How safe is Afghanistan under the Taliban?

https://www.dw.com/en/how-safe-is-afghanistan-under-the-taliban/a-72871878

Posted by FLTA

7 comments
  1. **Submission Statement**: The Taliban’s crackdown on opium has led to a significant portion of the rural population not having a source of income to support themselves. Sirajuddin Haqqani, someone believed to have been behind numerous terror attacks prior to the Taliban takeover, is now the one in charge of security matters.

    Malnourishment is on the rise and women’s rights are still being suppressed. Amongst these conditions, the Taliban is claiming it’s safe for Afghanis to return and Pakistan + Iran have started deportations of Afghanis.

  2. For who? For women it’s systemic slavery, so so far we have a 50% kidnapping/enslavement/assault rate across the entire population, and that’s not even talking about other regular crime & violence.

  3. Not safe at all because Afghanistan still hasn’t changed. It’s not a country that unifies behind one central power.

    Typically, Afghans just aren’t super nationalistic, they’re loyal to their ethnic group or familial ties. The Taliban only represent one specific ethnic group (Pashtuns). So most non-Pashtun Afghans are likely not going to work with them, or will actively subvert them.

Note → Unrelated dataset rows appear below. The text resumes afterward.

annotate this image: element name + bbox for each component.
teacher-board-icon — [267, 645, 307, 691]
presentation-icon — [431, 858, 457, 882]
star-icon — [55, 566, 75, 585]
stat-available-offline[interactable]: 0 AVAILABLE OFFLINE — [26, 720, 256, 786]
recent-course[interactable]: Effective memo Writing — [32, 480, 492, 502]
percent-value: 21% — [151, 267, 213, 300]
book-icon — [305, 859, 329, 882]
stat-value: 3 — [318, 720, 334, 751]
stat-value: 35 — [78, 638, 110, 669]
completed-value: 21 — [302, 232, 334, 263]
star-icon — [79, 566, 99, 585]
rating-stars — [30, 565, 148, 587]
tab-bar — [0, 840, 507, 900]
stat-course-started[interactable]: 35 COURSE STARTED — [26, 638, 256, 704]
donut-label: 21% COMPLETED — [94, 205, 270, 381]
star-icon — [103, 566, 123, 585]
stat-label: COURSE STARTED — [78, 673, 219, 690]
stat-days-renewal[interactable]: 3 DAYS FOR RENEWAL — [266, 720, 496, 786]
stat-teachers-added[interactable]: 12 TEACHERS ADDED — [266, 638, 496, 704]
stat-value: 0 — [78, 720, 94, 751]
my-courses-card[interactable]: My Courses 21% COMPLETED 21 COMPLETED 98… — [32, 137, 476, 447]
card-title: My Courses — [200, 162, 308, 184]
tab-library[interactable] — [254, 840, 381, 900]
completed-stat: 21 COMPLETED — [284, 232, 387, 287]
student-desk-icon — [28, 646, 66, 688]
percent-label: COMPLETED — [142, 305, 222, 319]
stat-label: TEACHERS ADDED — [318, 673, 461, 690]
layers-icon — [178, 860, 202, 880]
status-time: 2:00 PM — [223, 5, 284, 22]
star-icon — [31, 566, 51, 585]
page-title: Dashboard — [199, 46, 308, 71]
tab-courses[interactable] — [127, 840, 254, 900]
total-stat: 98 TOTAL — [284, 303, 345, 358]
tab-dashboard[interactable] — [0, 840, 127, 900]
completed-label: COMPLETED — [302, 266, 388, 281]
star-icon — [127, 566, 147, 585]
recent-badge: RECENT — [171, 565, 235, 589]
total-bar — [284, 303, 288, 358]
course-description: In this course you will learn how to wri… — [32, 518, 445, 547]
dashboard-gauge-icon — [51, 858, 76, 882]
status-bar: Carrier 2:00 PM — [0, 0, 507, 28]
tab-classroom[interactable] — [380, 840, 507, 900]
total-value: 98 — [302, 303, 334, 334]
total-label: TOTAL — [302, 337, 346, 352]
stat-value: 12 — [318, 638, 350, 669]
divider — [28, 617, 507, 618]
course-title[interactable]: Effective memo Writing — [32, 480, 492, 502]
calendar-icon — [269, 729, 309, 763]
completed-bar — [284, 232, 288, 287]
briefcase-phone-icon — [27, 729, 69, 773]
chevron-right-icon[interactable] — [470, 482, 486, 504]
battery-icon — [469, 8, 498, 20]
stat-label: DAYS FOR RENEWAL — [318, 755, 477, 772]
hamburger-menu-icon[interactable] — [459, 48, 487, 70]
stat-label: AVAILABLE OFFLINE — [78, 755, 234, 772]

    Then you factor in the Taliban’s contentious relationship with ISIS, their deteriorating relations with Pakistan, plus the fact that the Taliban really have nowhere near the manpower to patrol/secure the whole country and you have a recipe for instability – even if you’re a Taliban supporter in Taliban strongholds.

  4. How likely is it for the Taliban to integrate within the world economy? It’s hard to imagine they can play well with others, but without the opium trade their economic future is rather bleak

  5. There’s no petty crime because there’s probably nothing to steal. It is relatively safe for women because they cannot go out in public, without a male relative. For people doing any kind of business, the regular payoff to your local warlord is the cost of doing business and not extortion.

  6. For who, pretty much a blanket statement, this is Reddit!

  7. I mean, I wouldn’t take a mini-holiday there or anything. I also wouldn’t have a connecting flight or probably get within a few miles of the border, y’know, just in case.

    The country has become largely isolated again, and demographic and economic data are pretty hard to come by. In terms of safety, it’s a pretty safe bet that it ranks about the same as Trump likes to describe Los Angeles at the moment… but it actually is that bad. If you’re a woman, it’s worse, except as someone else noted apart from what is likely to be ritualistic spousal rape on the regular, you don’t have to worry about the outside world since it’s forbidden for you to even go outside of your own home without a male relative.

    Afghanistan is in a very bad way, and honestly, it’s likely to stay that way for a very long time. I believe the first and only international anything they participated in since the Taliban came back into power was the UN Climate Change Conference late last year. Most, if not all, other countries have expelled their diplomats and citizens. Zero countries have formally recognized the new nation state. Their contact with other nations is limited at best.